Enflasyon düşünce alım gücünün artacağı düşüncesi, sezgisel olarak doğru gibi dursa da Türkiye’nin son yıllardaki deneyimi bu varsayımı doğrulamıyor. Çünkü enflasyonun düşmesi, fiyatların geri gelmesi değil; sadece artış hızının yavaşlaması anlamına geliyor. Türkiye gibi kronik yüksek enflasyon yaşayan ülkelerde asıl mesele, geçmişte biriken refah kaybının telafi edilip edilmediğidir.
TÜİK verileri, son yıllarda tüketici enflasyonunun çok yüksek seviyelere çıktığını, ardından baz etkisi ve sıkılaşma politikalarıyla artış hızının gerilediğini gösteriyor. Ancak aynı dönemde fiyat düzeyi kalıcı olarak yukarı taşındı. Gıda, kira, ulaşım ve enerji gibi zorunlu harcamalarda yaşanan sert artışlar, hane bütçesinin yapısını kalıcı biçimde bozdu. Bugün enflasyon oranı daha düşük açıklansa bile, marketteki etiketler ve kiralar hâlâ o yüksek seviyelerde duruyor.
Gelir tarafına bakıldığında tablo daha da netleşiyor. Asgari ücret ve ortalama ücretler nominal olarak artmış olsa da, reel artış çoğu dönemde sınırlı kaldı. TÜİK’in ücret endeksleri ile açıklanan reel ücret verileri, özellikle 2022–2024 döneminde çalışanların önemli bir kısmının enflasyon karşısında gelir kaybı yaşadığını ortaya koyuyor. Yani fiyatlar hızla yükselirken gelirler aynı hızda artmadı; bu fark, alım gücünde kalıcı bir hasar yarattı. Enflasyonun daha sonra düşmesi bu kaybı otomatik olarak silmiyor.
Burada kritik kavram “fiyat seviyesi” ile “enflasyon oranı” arasındaki farktır. Enflasyon oranı düşebilir ama fiyat seviyesi yüksek kalır. Alım gücünün artması için ya fiyatların gerilemesi (deflasyon) ya da gelirlerin fiyat seviyesinin üzerinde artması gerekir. Türkiye’de politika hedefi açık biçimde deflasyon değil; bu nedenle fiyatların eski seviyelerine dönmesi beklenmiyor. Geriye kalan tek yol, reel gelir artışıdır.

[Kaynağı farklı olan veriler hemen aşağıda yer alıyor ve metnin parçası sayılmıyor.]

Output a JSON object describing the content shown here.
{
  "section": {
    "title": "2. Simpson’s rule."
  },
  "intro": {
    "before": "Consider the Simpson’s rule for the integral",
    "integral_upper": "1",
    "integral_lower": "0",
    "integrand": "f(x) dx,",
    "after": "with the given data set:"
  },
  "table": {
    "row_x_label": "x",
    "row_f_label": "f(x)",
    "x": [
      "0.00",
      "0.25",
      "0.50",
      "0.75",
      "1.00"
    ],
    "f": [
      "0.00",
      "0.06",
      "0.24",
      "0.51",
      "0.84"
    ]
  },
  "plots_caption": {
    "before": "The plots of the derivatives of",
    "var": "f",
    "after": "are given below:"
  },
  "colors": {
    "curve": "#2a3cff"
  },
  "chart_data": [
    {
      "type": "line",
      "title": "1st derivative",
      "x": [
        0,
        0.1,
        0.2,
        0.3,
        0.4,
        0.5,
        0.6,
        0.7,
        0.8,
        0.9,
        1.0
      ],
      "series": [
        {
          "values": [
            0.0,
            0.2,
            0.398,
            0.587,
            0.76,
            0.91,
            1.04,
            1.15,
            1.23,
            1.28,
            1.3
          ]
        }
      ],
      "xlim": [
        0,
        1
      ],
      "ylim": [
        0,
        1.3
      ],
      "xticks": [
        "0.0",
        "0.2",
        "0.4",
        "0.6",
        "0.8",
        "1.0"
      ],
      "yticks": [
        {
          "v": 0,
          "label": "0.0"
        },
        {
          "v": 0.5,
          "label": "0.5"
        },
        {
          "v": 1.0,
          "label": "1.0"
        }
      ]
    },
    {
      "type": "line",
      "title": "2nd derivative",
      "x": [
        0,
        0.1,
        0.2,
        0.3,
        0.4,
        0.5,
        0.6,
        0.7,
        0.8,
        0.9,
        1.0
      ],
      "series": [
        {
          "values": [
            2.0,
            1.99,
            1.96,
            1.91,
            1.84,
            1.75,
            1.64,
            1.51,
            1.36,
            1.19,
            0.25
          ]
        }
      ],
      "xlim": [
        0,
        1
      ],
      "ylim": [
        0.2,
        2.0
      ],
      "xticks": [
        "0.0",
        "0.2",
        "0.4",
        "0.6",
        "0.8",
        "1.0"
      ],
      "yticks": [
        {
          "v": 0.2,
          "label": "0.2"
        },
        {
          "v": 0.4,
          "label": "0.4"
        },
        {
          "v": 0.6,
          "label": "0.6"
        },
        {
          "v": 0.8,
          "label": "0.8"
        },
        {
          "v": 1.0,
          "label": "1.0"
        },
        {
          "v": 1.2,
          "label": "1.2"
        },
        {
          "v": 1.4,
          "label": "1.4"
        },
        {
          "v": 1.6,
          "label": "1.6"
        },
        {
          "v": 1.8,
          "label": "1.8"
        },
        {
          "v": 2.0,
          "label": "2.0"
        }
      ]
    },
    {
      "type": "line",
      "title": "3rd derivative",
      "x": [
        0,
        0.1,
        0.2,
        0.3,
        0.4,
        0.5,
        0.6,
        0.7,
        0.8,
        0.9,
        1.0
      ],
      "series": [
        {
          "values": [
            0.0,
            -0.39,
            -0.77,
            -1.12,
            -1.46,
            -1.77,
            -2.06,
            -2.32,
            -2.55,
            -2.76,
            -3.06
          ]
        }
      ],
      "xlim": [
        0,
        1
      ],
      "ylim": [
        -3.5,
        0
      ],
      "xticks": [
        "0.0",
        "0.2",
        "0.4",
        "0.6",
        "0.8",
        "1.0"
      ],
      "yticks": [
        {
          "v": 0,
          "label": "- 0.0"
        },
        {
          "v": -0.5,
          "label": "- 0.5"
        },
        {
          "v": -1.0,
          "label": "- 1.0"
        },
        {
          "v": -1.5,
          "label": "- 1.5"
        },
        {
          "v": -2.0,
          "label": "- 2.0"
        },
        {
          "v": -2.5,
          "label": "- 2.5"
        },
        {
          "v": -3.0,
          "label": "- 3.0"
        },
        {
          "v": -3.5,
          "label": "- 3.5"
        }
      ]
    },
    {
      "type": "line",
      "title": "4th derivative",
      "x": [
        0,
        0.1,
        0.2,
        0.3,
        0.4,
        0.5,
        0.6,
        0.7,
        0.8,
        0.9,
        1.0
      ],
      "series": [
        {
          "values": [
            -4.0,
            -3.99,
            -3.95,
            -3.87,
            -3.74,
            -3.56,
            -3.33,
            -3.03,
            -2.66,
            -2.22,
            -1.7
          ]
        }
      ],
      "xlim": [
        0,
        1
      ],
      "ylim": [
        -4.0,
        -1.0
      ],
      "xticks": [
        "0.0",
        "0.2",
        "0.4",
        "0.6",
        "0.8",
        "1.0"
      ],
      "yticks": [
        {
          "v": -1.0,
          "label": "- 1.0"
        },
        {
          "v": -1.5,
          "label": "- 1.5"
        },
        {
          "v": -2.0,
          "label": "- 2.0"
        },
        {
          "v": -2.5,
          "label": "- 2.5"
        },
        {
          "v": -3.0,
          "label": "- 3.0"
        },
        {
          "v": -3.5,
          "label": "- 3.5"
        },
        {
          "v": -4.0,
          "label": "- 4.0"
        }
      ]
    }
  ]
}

Ne var ki yüksek enflasyon dönemleri, sadece bugünü değil geleceği de ipotek altına alır. Tasarrufların erimesi, borçluluğun artması ve gelir dağılımının bozulması, enflasyon düştükten sonra bile alım gücünü baskılamaya devam eder. Ücretler artsa dahi artan vergiler, yüksek dolaylı vergiler ve pahalılaşan temel hizmetler bu artışı hızla geri alabilir. Türkiye’de dolaylı vergilerin payının yüksek olması, enflasyonun düşüşünün neden sokakta “hissedilmediğini” de açıklayan önemli bir faktördür.
Bu yüzden “enflasyon düşüyor” cümlesi tek başına refah artışı anlamına gelmez. Asıl soru şudur: Reel ücretler artıyor mu, geçmiş kayıplar telafi ediliyor mu ve hane bütçesindeki zorunlu harcamaların payı azalıyor mu? Bu sorulara net ve olumlu bir yanıt verilmeden, enflasyondaki düşüş istatistiksel bir başarı olarak kalır, vatandaşın cebine yansımaz.
Özetle, Türkiye özelinde alım gücü sorununu sadece enflasyonla açıklamak eksiktir. Kalıcı refah artışı; fiyat istikrarının uzun süre korunması, verimliliğe dayalı gelir artışı ve gelir dağılımını gözeten politikalarla mümkündür. Aksi hâlde enflasyon düşer, ama hayat pahalı kalmaya devam eder.